Gradient descent is the optimisation algorithm at the heart of essentially every neural network trained in the last decade. The idea is geometrically simple: think of the loss function as a landscape, where every point represents a configuration of model weights and the height represents how wrong the model is. Gradient descent reads the slope at the current point and steps downhill, repeating until it finds a low spot.
Mathematically, the gradient is the vector of partial derivatives of the loss with respect to every parameter. Backpropagation is the algorithm that computes that vector efficiently for a deep network. Together, gradient descent + backpropagation are what allows a network with billions of parameters to be trained in finite time.
In practice, vanilla gradient descent is rarely used. The variants you actually meet in 2026:
- Stochastic gradient descent (SGD) — uses one example or a small mini-batch per step. Noisier but vastly cheaper than computing the full gradient.
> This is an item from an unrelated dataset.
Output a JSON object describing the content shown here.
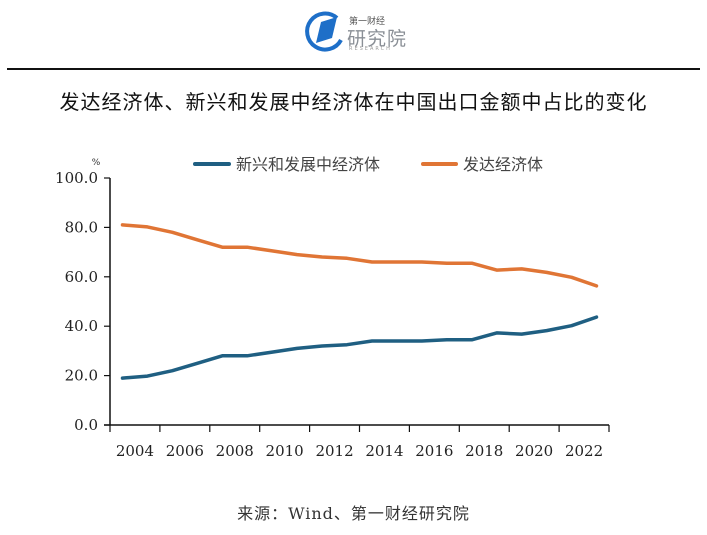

- Momentum — keeps a running average of past gradients so updates accelerate in consistent directions and dampen in oscillating ones.
- Adam / AdamW — the dominant optimiser for transformers; combines momentum with per-parameter learning rate scaling. AdamW (with proper weight decay) is the default for almost every LLM trained today.
- Lion — a newer optimiser from Google that uses sign-based updates; often matches Adam at lower memory cost.
- Sophia — second-order-aware optimiser that has shown promise on LLM training but is not yet mainstream.
The practical knobs an engineer tunes are the learning rate (how big each step is), the schedule (how the learning rate changes over time, usually warmup-then-decay) and the batch size (how many examples per step). Get the learning rate wrong by a factor of 10 and training either stalls or explodes. The most reliable trick in deep learning is to start with a learning rate one order of magnitude smaller than seems sensible, then scale up.
For a US engineer adopting frontier models, gradient descent is mostly under the hood — you do not implement it, you call a training loop that uses it. But understanding why it works and where it fails (saddle points, vanishing gradients, instability at large scale) is what separates someone who can debug a training run from someone who can only restart it.